Em plena era da histeria política, quando o presidente Barack Obama
chega a ser apontado como a nova face do marxismo, a palavra socialismo
parece xingamento. No entanto, a Europa moderna, sem guerras e até há
pouco tempo próspera e estável, é fruto da socialdemocracia, irmã-gêmea
do socialismo democrático.
É fascinante a história desse partido nanico, contraditório e rebelde,
chamado de PSB. Desconhecê-la é imaginar que a história do Brasil começa
agora, o resto não conta.
A primeira versão do PSB surgiu em 1932, fez parte da Aliança Nacional
Libertadora que tentava enfrentar a onda fascista que varria o país.
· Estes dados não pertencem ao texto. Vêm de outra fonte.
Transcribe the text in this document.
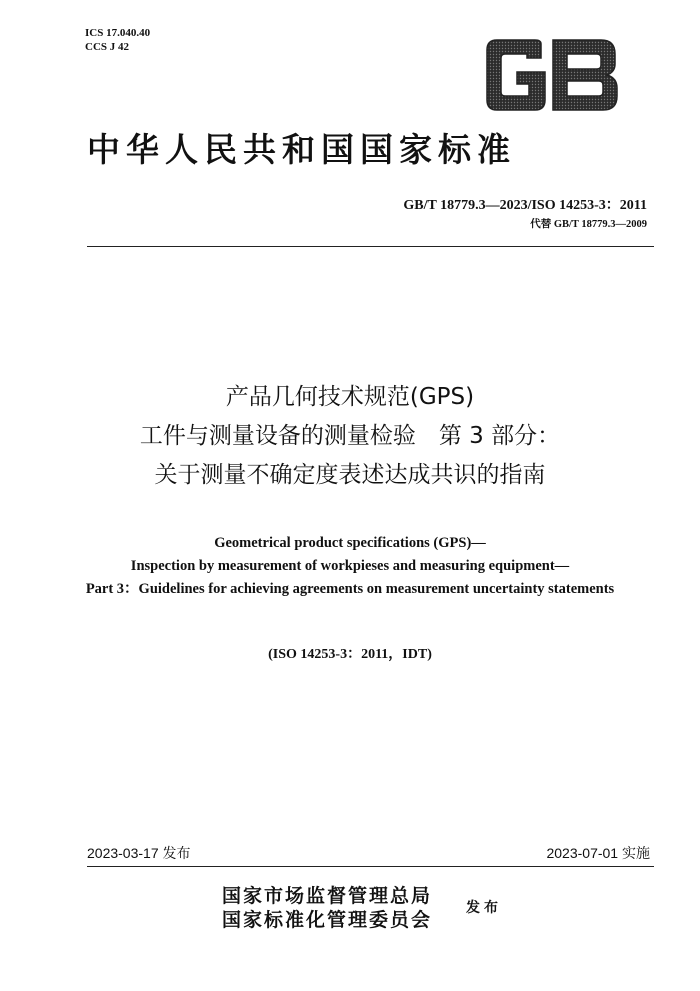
ICS 17.040.40
CCS J 42
中华人民共和国国家标准
GB/T 18779.3—2023/ISO 14253-3：2011
代替 GB/T 18779.3—2009
产品几何技术规范(GPS)
工件与测量设备的测量检验　第 3 部分：
关于测量不确定度表述达成共识的指南
Geometrical product specifications (GPS)—
Inspection by measurement of workpieses and measuring equipment—
Part 3：Guidelines for achieving agreements on measurement uncertainty statements
(ISO 14253-3：2011，IDT)
2023-03-17 发布	2023-07-01 实施
国家市场监督管理总局
国家标准化管理委员会
发布
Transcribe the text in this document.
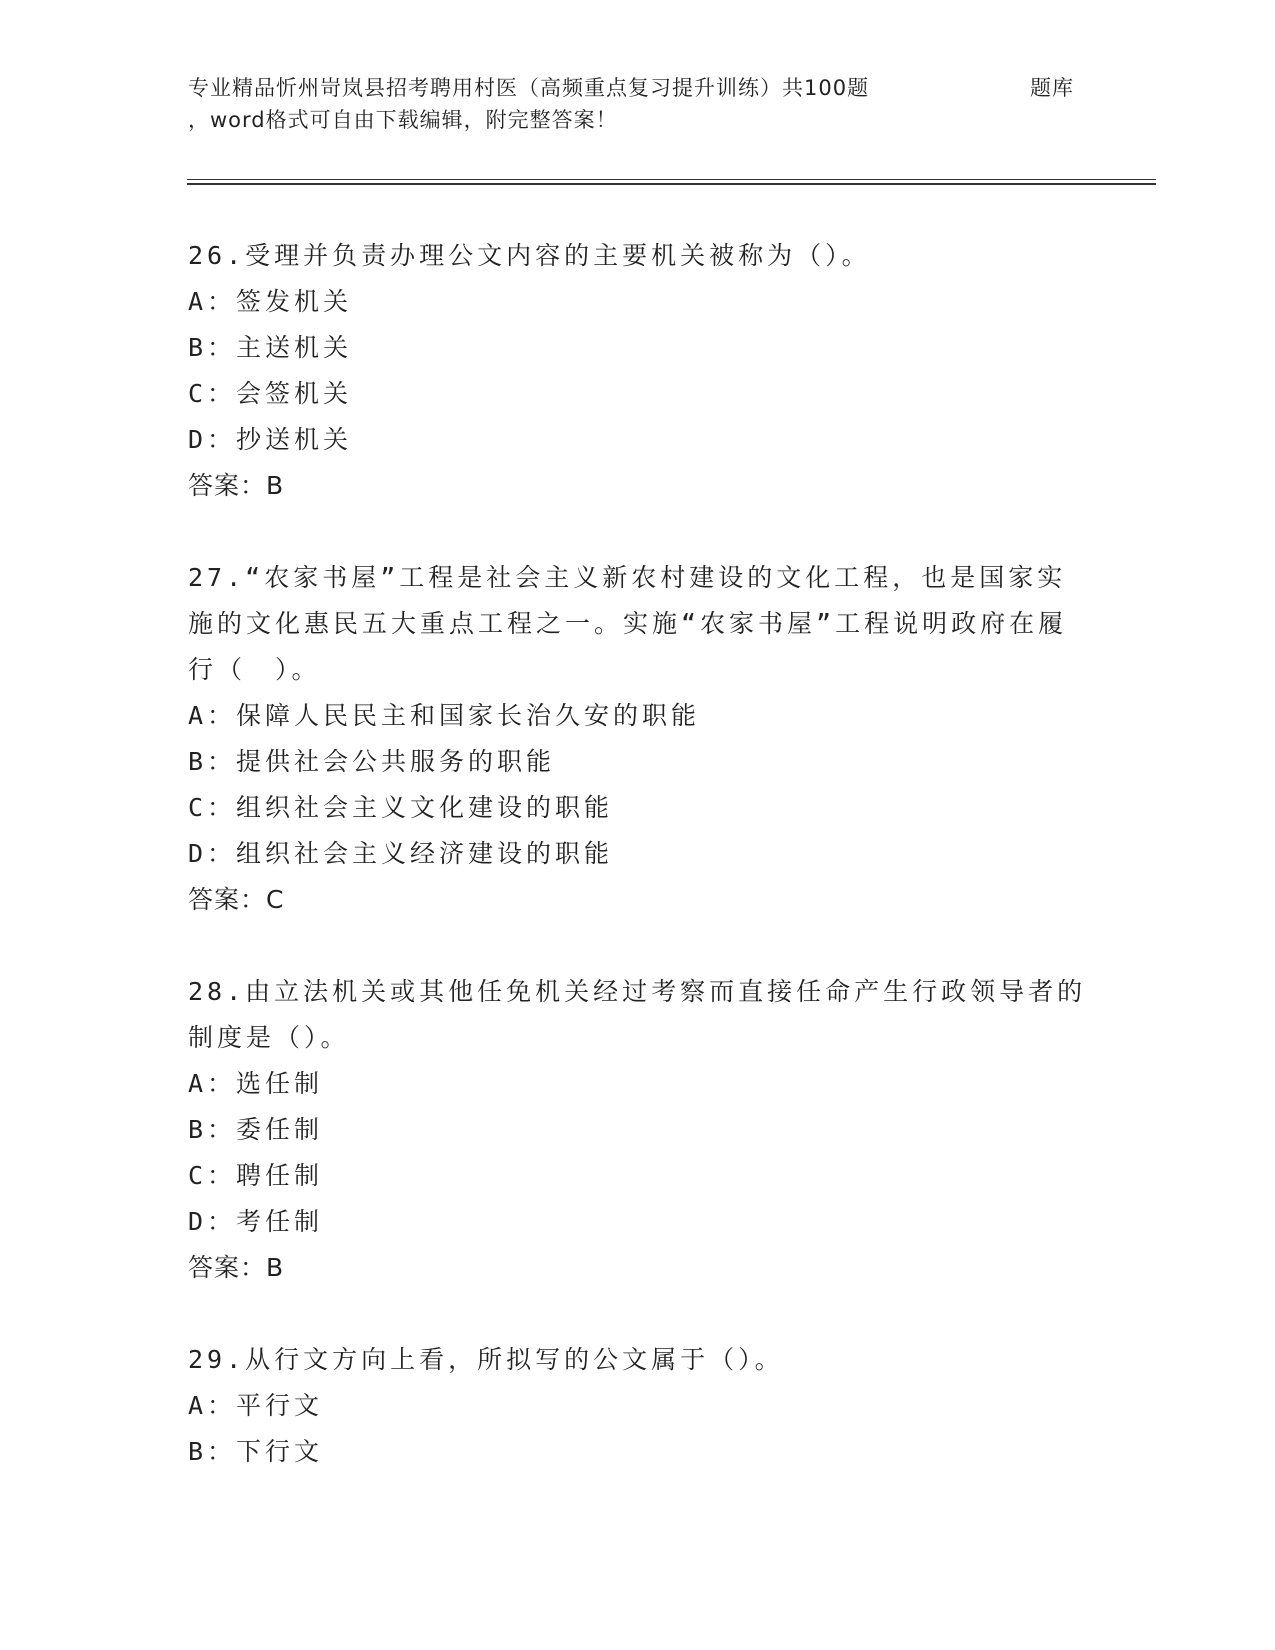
专业精品忻州岢岚县招考聘用村医（高频重点复习提升训练）共100题
，word格式可自由下载编辑，附完整答案！
题库

26.受理并负责办理公文内容的主要机关被称为（）。

A：签发机关

B：主送机关

C：会签机关

D：抄送机关

答案：B

27.“农家书屋”工程是社会主义新农村建设的文化工程，也是国家实施的文化惠民五大重点工程之一。实施“农家书屋”工程说明政府在履行（　）。

A：保障人民民主和国家长治久安的职能

B：提供社会公共服务的职能

C：组织社会主义文化建设的职能

D：组织社会主义经济建设的职能

答案：C

28.由立法机关或其他任免机关经过考察而直接任命产生行政领导者的制度是（）。

A：选任制

B：委任制

C：聘任制

D：考任制

答案：B

29.从行文方向上看，所拟写的公文属于（）。

A：平行文

B：下行文
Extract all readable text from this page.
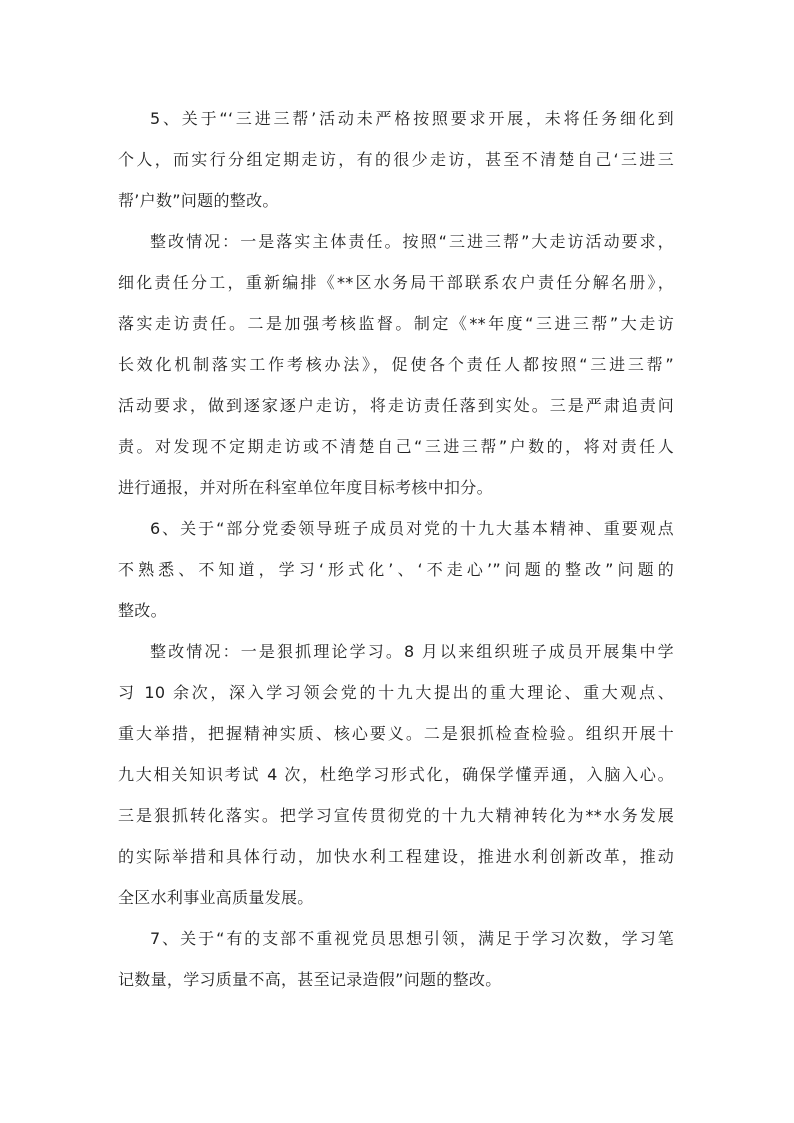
5、关于“‘三进三帮’活动未严格按照要求开展，未将任务细化到
个人，而实行分组定期走访，有的很少走访，甚至不清楚自己‘三进三
帮’户数”问题的整改。
整改情况：一是落实主体责任。按照“三进三帮”大走访活动要求，
细化责任分工，重新编排《**区水务局干部联系农户责任分解名册》，
落实走访责任。二是加强考核监督。制定《**年度“三进三帮”大走访
长效化机制落实工作考核办法》，促使各个责任人都按照“三进三帮”
活动要求，做到逐家逐户走访，将走访责任落到实处。三是严肃追责问
责。对发现不定期走访或不清楚自己“三进三帮”户数的，将对责任人
进行通报，并对所在科室单位年度目标考核中扣分。
6、关于“部分党委领导班子成员对党的十九大基本精神、重要观点
不熟悉、不知道，学习‘形式化’、‘不走心’”问题的整改”问题的
整改。
整改情况：一是狠抓理论学习。8 月以来组织班子成员开展集中学
习 10 余次，深入学习领会党的十九大提出的重大理论、重大观点、
重大举措，把握精神实质、核心要义。二是狠抓检查检验。组织开展十
九大相关知识考试 4 次，杜绝学习形式化，确保学懂弄通，入脑入心。
三是狠抓转化落实。把学习宣传贯彻党的十九大精神转化为**水务发展
的实际举措和具体行动，加快水利工程建设，推进水利创新改革，推动
全区水利事业高质量发展。
7、关于“有的支部不重视党员思想引领，满足于学习次数，学习笔
记数量，学习质量不高，甚至记录造假”问题的整改。
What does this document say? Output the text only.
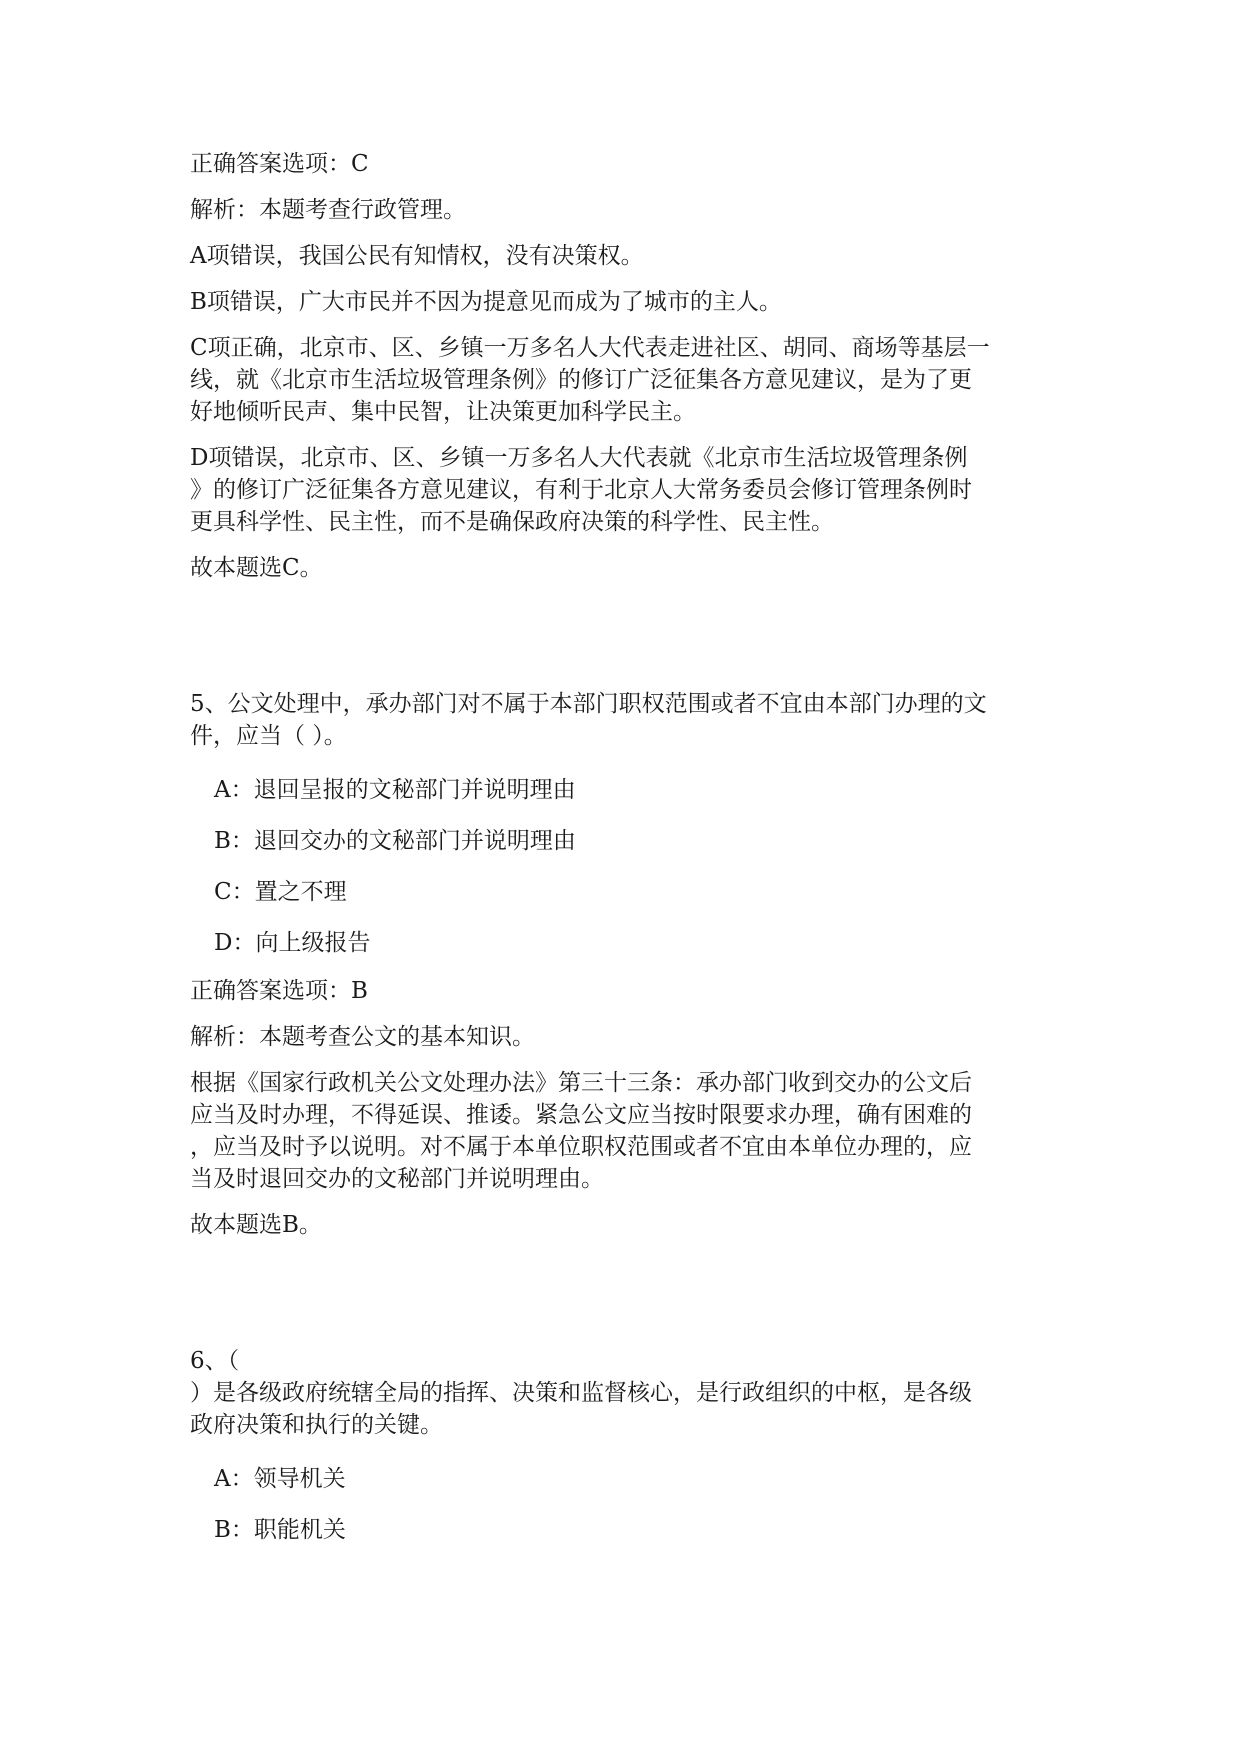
正确答案选项：C

解析：本题考查行政管理。

A项错误，我国公民有知情权，没有决策权。

B项错误，广大市民并不因为提意见而成为了城市的主人。

C项正确，北京市、区、乡镇一万多名人大代表走进社区、胡同、商场等基层一
线，就《北京市生活垃圾管理条例》的修订广泛征集各方意见建议，是为了更
好地倾听民声、集中民智，让决策更加科学民主。

D项错误，北京市、区、乡镇一万多名人大代表就《北京市生活垃圾管理条例
》的修订广泛征集各方意见建议，有利于北京人大常务委员会修订管理条例时
更具科学性、民主性，而不是确保政府决策的科学性、民主性。

故本题选C。

5、公文处理中，承办部门对不属于本部门职权范围或者不宜由本部门办理的文
件，应当（ ）。

A：退回呈报的文秘部门并说明理由

B：退回交办的文秘部门并说明理由

C：置之不理

D：向上级报告

正确答案选项：B

解析：本题考查公文的基本知识。

根据《国家行政机关公文处理办法》第三十三条：承办部门收到交办的公文后
应当及时办理，不得延误、推诿。紧急公文应当按时限要求办理，确有困难的
，应当及时予以说明。对不属于本单位职权范围或者不宜由本单位办理的，应
当及时退回交办的文秘部门并说明理由。

故本题选B。

6、（
）是各级政府统辖全局的指挥、决策和监督核心，是行政组织的中枢，是各级
政府决策和执行的关键。

A：领导机关

B：职能机关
Foi
extinto em 1937, com a promulgação do Estado Novo.
A segunda edição coincide com a democratização de 1945, sob o nome de
Esquerda Democrática. Mais do que designação, uma proposta doutrinária.
Reserva moral e política inspirada nos fabianos ingleses,
socialistas-reformistas que acabaram absorvidos pelo Partido
Trabalhista.
A Esquerda Democrática era, na verdade, a ala esquerdista da
conservadora União Democrática Nacional (UDN). Recusava os acenos do
Partido Trabalhista Brasileiro (PTB), ferrenha adversária de Getúlio
Vargas, o pai do Estado Novo fascista. Tal como os fabianos ingleses era
o partido dos intelectuais (entre eles Rubem Braga, Joel Silveira,
Sergio Buarque de Hollanda, Antonio Cândido, José Lins do Rego, Raimundo
Magalhães Jr; na Inglaterra, suas figuras emblemáticas foram G.B. Shaw e
H.G. Wells).
Depois de sua criação como partido autônomo (1948), o PSB chegou a
abrigar uma ala trotskista (capitaneada por Edmundo Muniz e Mario
Pedrosa, virulentamente anti-stalinistas). No entanto o partido defendeu
o PCB quando o governo Dutra começou as manobras para colocá-lo na
ilegalidade. Os seus expoentes foram Hermes Lima e João Mangabeira,
ambos com destacada atuação no breve interregno parlamentarista no
mandato de João Goulart.
Em 1953 o PSB produziu um fato novo na política brasileira quando o
desconhecido Jânio Quadros foi eleito prefeito de São Paulo pela
coligação de duas pequenas agremiações (PTN e PSB) e derrotando todos os
grandes partidos (UDN, PSD, PTB e PSP). A tabelinha repetiu a façanha
em 1954 levando o mesmo Jânio ao governo de São Paulo.
Outro retrocesso
A terceira edição do PSB é fruto da redemocratização de 1985. Um
intelectual de alto quilate, Antonio Houaiss, foi um de seus
articuladores. O pernambucano Jarbas Vasconcelos, hoje senador pelo
PMDB, uma de suas estrelas. Figura mais visível, Miguel Arraes, avô de
Eduardo Campos.
No passado o jornalismo político era praticado no Congresso, de olho na
literatura, na história, nas referências internacionais. No fim dos
anos 1990, o jornalista Márcio Moreira Alves (1936-2009) tirou-o da
Praça dos Três Poderes e o levou para a Esplanada dos Ministérios para
apanhar sol e oferecer ao eleitor o debate sobre políticas públicas. Não
colou, depois da sua morte não apareceram sucessores. A cobertura
política passou a ser feita por meio do celular, nos restaurantes,
soprada por “fontes” e assessores.
Doravante, a política será ditada pelos pesquisadores e marqueteiros
empunhando laptops e tablets. Partidos agora são tantos e tão iguais que
passaram a ser identificados com números.
Eleição virou campeonato,
corrida, loteria. Um novo retrocesso é inevitável: a reforma política só
poderá avançar quando mudar a cobertura política.